Name of resident(s) you may be rationalizing his or her behavior:
Stages of Stress
Some Domineering Residents are the source of your stress—the resident and the havoc he or she wreaks is the stressor. It is the responses of your body and mind to stressors that determine the extent of damage inflicted. The sequence of biological stress is well known. Here are the three stages, as described by Hans Selye:
1. Alarm—the turning on of your entire body’s defense systems: This enables the “flight or fight” response in the face of danger, physical or psychological.
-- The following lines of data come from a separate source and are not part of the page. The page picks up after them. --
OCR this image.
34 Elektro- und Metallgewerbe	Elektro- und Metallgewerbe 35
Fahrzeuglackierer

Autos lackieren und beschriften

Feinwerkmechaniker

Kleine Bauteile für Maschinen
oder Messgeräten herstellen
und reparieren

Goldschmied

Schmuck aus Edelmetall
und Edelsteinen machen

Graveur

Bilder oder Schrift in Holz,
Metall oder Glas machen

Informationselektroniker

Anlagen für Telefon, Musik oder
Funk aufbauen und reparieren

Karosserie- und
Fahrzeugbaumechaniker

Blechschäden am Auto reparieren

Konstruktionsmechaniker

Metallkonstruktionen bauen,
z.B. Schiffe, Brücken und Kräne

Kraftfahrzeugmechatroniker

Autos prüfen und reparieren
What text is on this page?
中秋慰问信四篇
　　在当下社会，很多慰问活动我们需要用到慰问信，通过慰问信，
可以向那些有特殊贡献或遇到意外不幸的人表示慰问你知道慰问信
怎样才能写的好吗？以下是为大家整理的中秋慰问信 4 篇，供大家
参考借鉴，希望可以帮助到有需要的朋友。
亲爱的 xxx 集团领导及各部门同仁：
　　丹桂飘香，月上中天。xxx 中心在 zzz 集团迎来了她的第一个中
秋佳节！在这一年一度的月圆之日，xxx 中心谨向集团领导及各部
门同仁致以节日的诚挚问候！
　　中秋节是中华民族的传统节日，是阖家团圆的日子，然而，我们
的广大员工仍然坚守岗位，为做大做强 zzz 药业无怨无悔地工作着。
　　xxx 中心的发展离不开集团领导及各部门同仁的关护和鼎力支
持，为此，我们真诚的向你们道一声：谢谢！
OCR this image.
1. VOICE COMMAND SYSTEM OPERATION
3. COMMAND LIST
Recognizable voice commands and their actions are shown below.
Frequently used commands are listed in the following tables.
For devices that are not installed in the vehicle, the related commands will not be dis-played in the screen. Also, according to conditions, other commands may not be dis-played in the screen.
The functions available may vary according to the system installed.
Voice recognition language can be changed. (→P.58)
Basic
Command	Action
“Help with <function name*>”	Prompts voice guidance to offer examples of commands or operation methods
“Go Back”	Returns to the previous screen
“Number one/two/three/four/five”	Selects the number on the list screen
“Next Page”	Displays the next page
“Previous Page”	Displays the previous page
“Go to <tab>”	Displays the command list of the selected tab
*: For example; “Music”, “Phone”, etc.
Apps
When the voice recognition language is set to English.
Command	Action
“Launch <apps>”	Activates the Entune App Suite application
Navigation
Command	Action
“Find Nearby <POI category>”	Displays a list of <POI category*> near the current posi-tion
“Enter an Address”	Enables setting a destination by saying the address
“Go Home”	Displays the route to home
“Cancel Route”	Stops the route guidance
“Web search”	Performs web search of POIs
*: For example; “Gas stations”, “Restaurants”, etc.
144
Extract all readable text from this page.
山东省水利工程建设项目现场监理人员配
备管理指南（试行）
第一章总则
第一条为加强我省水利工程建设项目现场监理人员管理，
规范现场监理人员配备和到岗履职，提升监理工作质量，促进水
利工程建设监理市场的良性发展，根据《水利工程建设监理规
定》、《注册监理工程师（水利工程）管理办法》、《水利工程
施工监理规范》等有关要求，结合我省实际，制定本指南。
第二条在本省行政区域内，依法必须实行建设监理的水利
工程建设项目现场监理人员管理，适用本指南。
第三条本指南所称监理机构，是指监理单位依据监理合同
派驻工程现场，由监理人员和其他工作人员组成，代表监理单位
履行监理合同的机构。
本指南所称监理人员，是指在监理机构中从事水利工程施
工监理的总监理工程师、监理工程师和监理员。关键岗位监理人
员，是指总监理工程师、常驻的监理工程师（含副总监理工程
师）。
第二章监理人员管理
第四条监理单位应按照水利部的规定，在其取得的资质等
Unfortunately, the body reacts to fright from the impending pounce of a tiger the same way it does to a verbal attack from your Domineering Resident, as she exclaims loudly, perhaps to the CMS Surveyor, "I want Bingo!" Alarm triggers the sympathetic nervous system that releases adrenaline to deal with this stressor.
2. Alert State—the maintenance of an alert stage: Your body expects, and needs, this Alert Stage to be turned off so that normal functions can resume. Resistance to the domineering resident, however, may be continuous, and that depletes the body’s defenses. If you stay in resistance and, therefore, this alert stage too long, your body reacts and actual physical damage occurs even when the stressor is gone!
3. Exhaustion—a full system breakdown, mental and physical: It demands that the stressor be removed, or it will claim your life. To get to exhaustion, you have to ignore all the warning signs that your body gives… all the back pain, sleepless nights, headaches, raised blood pressure, sugar cravings, etc. Of course, these can lead to death if the stressor never disappears and your body and mind continue to fight indefinitely
Write a few words below recalling a situation in which you have felt the initial… Alarm or "flight or fight” response.
Write a few words below recalling a situation in which you have felt the … Staying in an Alert State even when the stressor is gone.
Write a few words below recalling a situation in which you have felt the… Exhaustion from a stressor at work.
Would it be beneficial for you to continue the above exercises to increase you awareness of these stressors in your Journal?